こちらの質問に関しては言葉を発することはなかったが、大きく首を縦に振り頷いていた。

「12年前、この村の北門付近の集落で住民の殆どが“咳”をする状態に陥ったのだ。だが、原因は解らず万能薬と呼ばれる薬を皆飲んでいたのだが治ることはなく、次第に何人かが亡くなってしまったのだ。それも“成人”ばかり。“子供”で亡くなった子は1人もいなかった。村も王国も総出で新薬の開発や原因を突き止めようと頑張ってみたのだが、研究のために北門集落に行った者は、全員謎の咳に襲われ次第に研究をする者はいなくなった。村の全員が災いだと言い、村から出て行く者も居れば、死ぬのを覚悟して毎日祈る者もいた。私も天罰が下ったともう諦めておったのだが、アイロ君が、自分なら止めれる。と言って薬を大量に作り始めたのだ、そしてそれを散布して霧の大災害と言われておるのだ。彼もまた、その病気に罹り死んでしまったのだがな」

……うん。紙とペンを持ってくるべきだったな。ここまでの長文を一気に話すとは思いもしなかった。
だけど、幾つかの疑問点は生まれた。
取り敢えず1つずつ片付けていくか。

「住民の殆どが“咳”をしていたと言ってましたが、どの程度の咳だったのですか? 例えば、お腹や胸を押さえていないと痛いくらいの重度の咳。ゴホゴホ言うような軽い咳。どちらかに当てはまりますか?」

咳をする病は沢山ある。その中でも菌やウイルスによる咳が多い。
初期症状が咳ならば、菌かウイルスの可能性が極めて高い。医療が発達していないこの国では、インフルエンザで多くの人が亡くなっていてもおかしくはない。
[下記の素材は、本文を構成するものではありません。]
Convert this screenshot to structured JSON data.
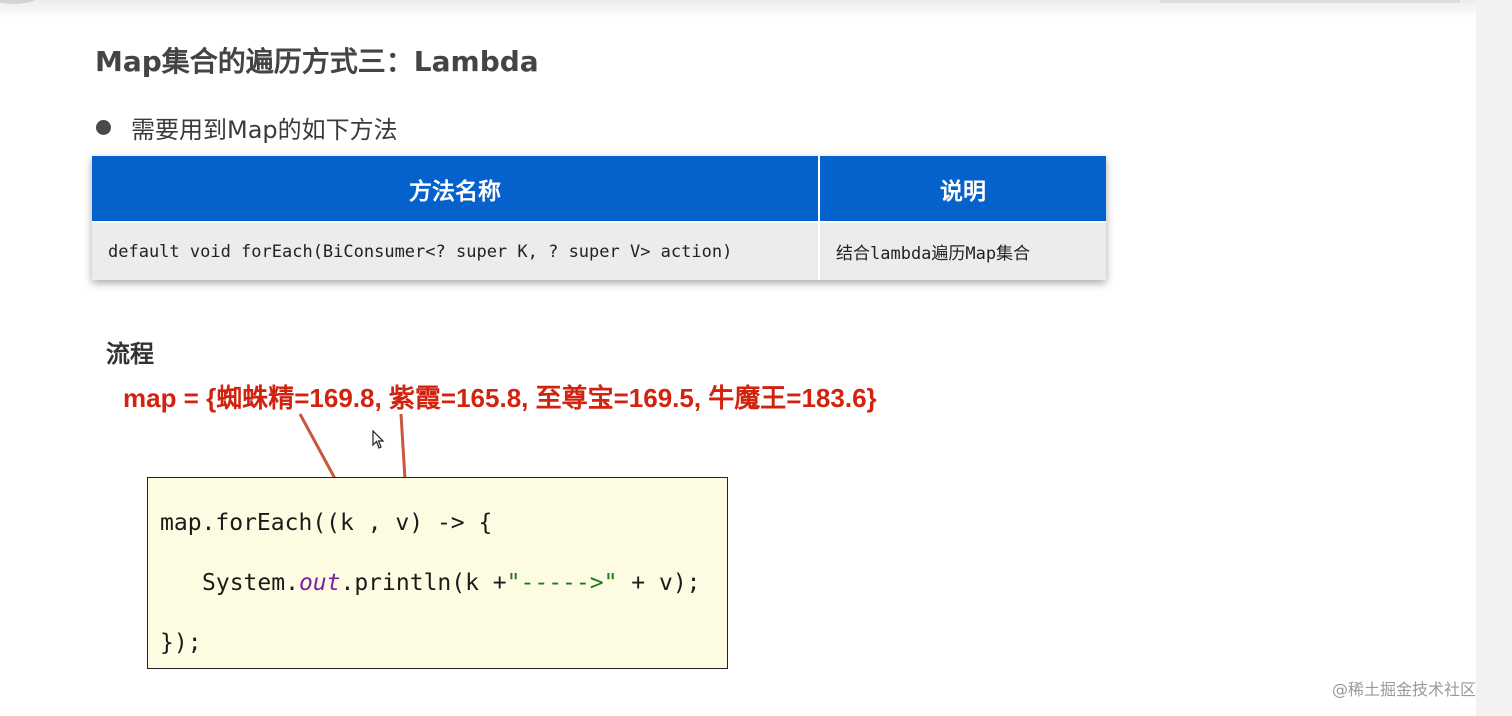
{
  "slide": {
    "title": "Map集合的遍历方式三：Lambda",
    "bullet": "需要用到Map的如下方法"
  },
  "table": {
    "headers": [
      "方法名称",
      "说明"
    ],
    "rows": [
      [
        "default void forEach(BiConsumer<? super K, ? super V> action)",
        "结合lambda遍历Map集合"
      ]
    ]
  },
  "flow": {
    "label": "流程",
    "map_text": "map = {蜘蛛精=169.8, 紫霞=165.8, 至尊宝=169.5, 牛魔王=183.6}"
  },
  "code": {
    "line1": "map.forEach((k , v) -> {",
    "line2_prefix": "System.",
    "line2_out": "out",
    "line2_mid": ".println(k +",
    "line2_str": "\"----->\"",
    "line2_suffix": " + v);",
    "line3": "});"
  },
  "watermark": "@稀土掘金技术社区",
  "colors": {
    "header_blue": "#0561cc",
    "map_red": "#d2230f",
    "arrow": "#c9583f",
    "code_bg": "#fdfce2"
  }
}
「最初は皆、然程酷い咳ではなかったと聞いておる。それが徐々に酷い咳に見舞われる者が増えていったと……」

村長は涙ぐんでいた。
そんな様子を見ていた俺は、嫌な記憶を思い出させていると、罪悪感に見舞われていた。

咳をする患者が増えていったと言うことは、感染症でほぼ間違いない。
後はその他の症状だ。
菌やウイルスによる感染症ならば、くしゃみや鼻汁がある筈。

「他に鼻水が出たりくしゃみをするとかの症状はありませんでした?」

涙を拭って呼吸を整えた村長はこう言った。

「確かに咳をし始める前に何人か“鼻水が出る”と言っておったな。それで“万能薬”を飲んでも治らずと聞いておる」

万能薬? 確か勝瑞もそんなことを言っていたような?
それよりも、くしゃみについて訊いていたが何も言わないと言うことはくしゃみはみられなかったのか。
聞く限りでは、菌やウイルスにやる風邪としか言いようがない。
もっと詳しく訊かなければ。

「身体症状。皮膚に何かできていたり、体のどこかが痛むとかは知らないですか?」

「詳しいことは分からないが、胸の痛みを訴えている人が多かった。万能薬の効果でそれは抑えられていたがのう」

単純に咳のし過ぎで痛んだのだろうな。
特徴的な身体の痛み、関節痛がみられないならインフルエンザの線は薄い。そもそも子供も発症する。
喘息かとも思ったが、子供にも感染る。何なら子供の方が多いこともある。
益々原因が分からなくなってきた。
徐々に絞られてきているが当てはまるものが分からない。

「最後に、“アイロ君”とは誰ですか?」

その質問には固く口を閉ざした。
今日はこのくらいにしようか。

「村長さん。今日はありがとうございました。また改めて質問に伺うかもしれませんが宜しいですか?」

村長は首を縦に振って頷いた。
そして、忙しいのか足早にこの部屋を後にした。
だから、この部屋には俺と勝瑞の2人っきりになっていた。

「何か分かったの?」

「あぁ、だが分からないことの方が多い」

勝瑞は何も言わずに、苦笑いを顔に浮かべて椅子から立ち上がった。
そして、入口の目の前にいって立ち止まった。

「ずるいのは分かっているけど、分かったことだけ簡潔に教えてくれない?」

特に隠す必要のないことだし、俺は全てを勝瑞に話した。
インフルエンザ、喘息の可能性は低いこと。現状風邪と纏めるのが現実的で、もしかすれば肺炎かもしれないということを。

それを訊いた勝瑞は、「そうか」とだけ言って部屋から出て行った。
俺も仕事に向かうために村長の家を後にした。